Long time ago Englishmen took their breakfast at 5 o’clock in the morning. Rather early, isn’t it? But then they had to start work early. Now breakfast is a meal that is taken at any time before 11.30. In Norman times, in the 12th century, dinner was a meal taken at 9 a.m. By the 15th century it had moved to 11 a.m. Today it has changed the time and the name as well. It can be eaten at any time between noon and 2.30 in the afternoon and is called lunch by a large proportion of the population of Britain.

Supper was at 4 o’clock in the 14th century, now it is teatime. And it is here that we have a complete confusion. Some English working families have tea or high tea at about 6 in the evening, while the rest of their countrymen have dinner, which is often called supper, at about 7.30 p.m.

 

#8 How Food Names Came to the English Table

Is There Anything Celtic on the English Menu?

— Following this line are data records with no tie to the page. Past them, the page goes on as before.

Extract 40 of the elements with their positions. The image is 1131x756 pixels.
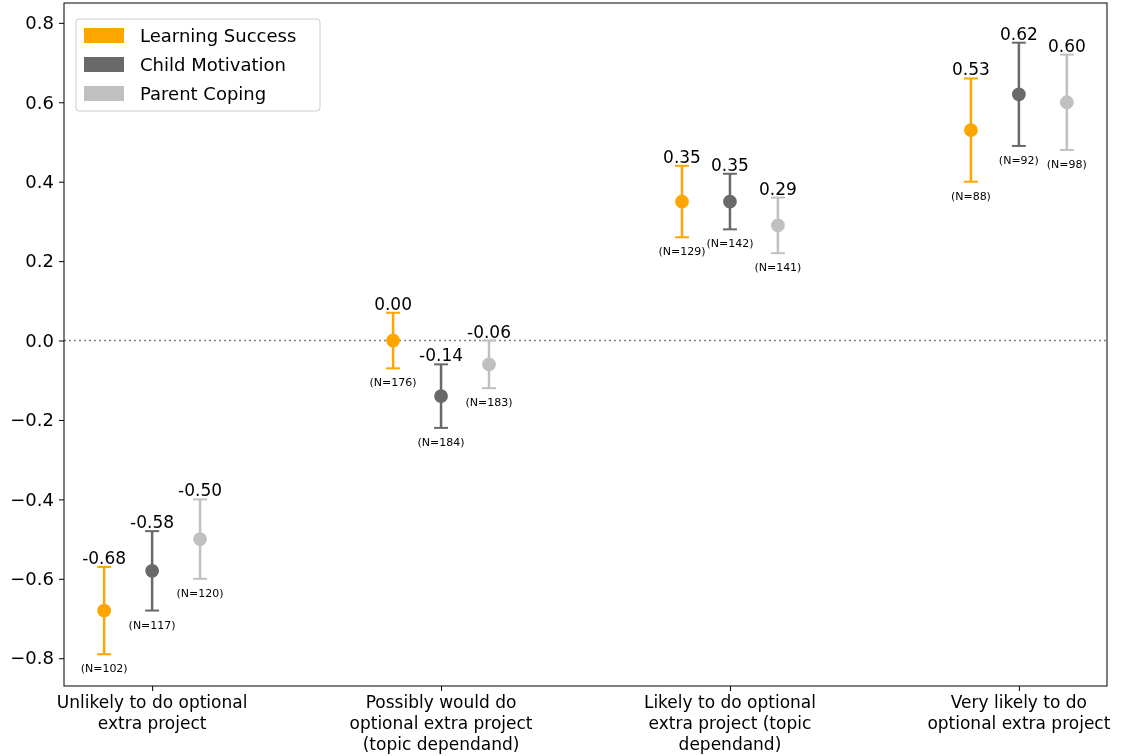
annotation: (N=129)	[658, 245, 706, 259]
data-label: 0.35	[711, 154, 749, 175]
annotation: (N=176)	[369, 376, 417, 390]
y-tick-label: −0.4	[10, 488, 54, 510]
data-label: 0.53	[951, 59, 990, 80]
y-tick-label: −0.8	[10, 647, 54, 669]
data-label: -0.50	[178, 480, 223, 501]
legend-label: Learning Success	[140, 25, 297, 46]
data-label: 0.00	[374, 293, 413, 314]
annotation: (N=92)	[998, 153, 1039, 167]
x-tick-label: Unlikely to do optional extra project	[56, 692, 248, 733]
annotation: (N=120)	[176, 586, 224, 600]
data-label: 0.62	[999, 23, 1038, 44]
data-label: -0.68	[82, 547, 127, 568]
y-tick-label: 0.2	[25, 250, 54, 272]
annotation: (N=98)	[1046, 157, 1087, 171]
data-label: -0.14	[419, 345, 464, 366]
y-tick-label: 0.0	[25, 329, 54, 351]
data-label: -0.06	[467, 321, 511, 342]
annotation: (N=141)	[754, 261, 802, 275]
annotation: (N=184)	[417, 435, 465, 449]
x-tick-label: Possibly would do optional extra project (topic dependand)	[349, 692, 533, 754]
x-tick-label: Very likely to do optional extra project	[927, 692, 1111, 733]
annotation: (N=102)	[80, 662, 128, 676]
data-label: 0.29	[758, 178, 797, 199]
y-tick-label: 0.4	[25, 170, 54, 192]
y-tick-label: −0.6	[10, 568, 54, 590]
annotation: (N=117)	[128, 618, 176, 632]
x-tick-label: Likely to do optional extra project (topic dependand)	[643, 692, 816, 754]
annotation: (N=88)	[950, 189, 991, 203]
annotation: (N=142)	[706, 237, 754, 251]
y-tick-label: 0.6	[25, 91, 54, 113]
annotation: (N=183)	[465, 396, 513, 410]
legend-label: Parent Coping	[140, 83, 267, 104]
y-tick-label: 0.8	[25, 12, 54, 34]
legend-label: Child Motivation	[140, 54, 286, 75]
y-tick-label: −0.2	[10, 409, 54, 431]
data-label: 0.35	[663, 146, 701, 167]
data-label: 0.60	[1047, 35, 1086, 56]
data-label: -0.58	[130, 512, 175, 533]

As you know from the introduction the Celts were a native population of the British Isles before Anglo-Saxons settled there. The Celts preserved their language in some parts of Britain, but they did not add many words to the English vocabulary. Those, that are in use now, are mostly place-names: names of regions, towns, rivers. The Celts had a number of similar words to name rivers, like: Exe, Esk, Usk. All of them come from a word meaning water (uisge). Later this word was used to name a strong alcoholic drink made from barley or rye. It was first called “water of life”. The word changed its from and pronunciation, and today at restaurants in the West one can see on the menu among other spirits whisky, a Celtic word formerly meaning water.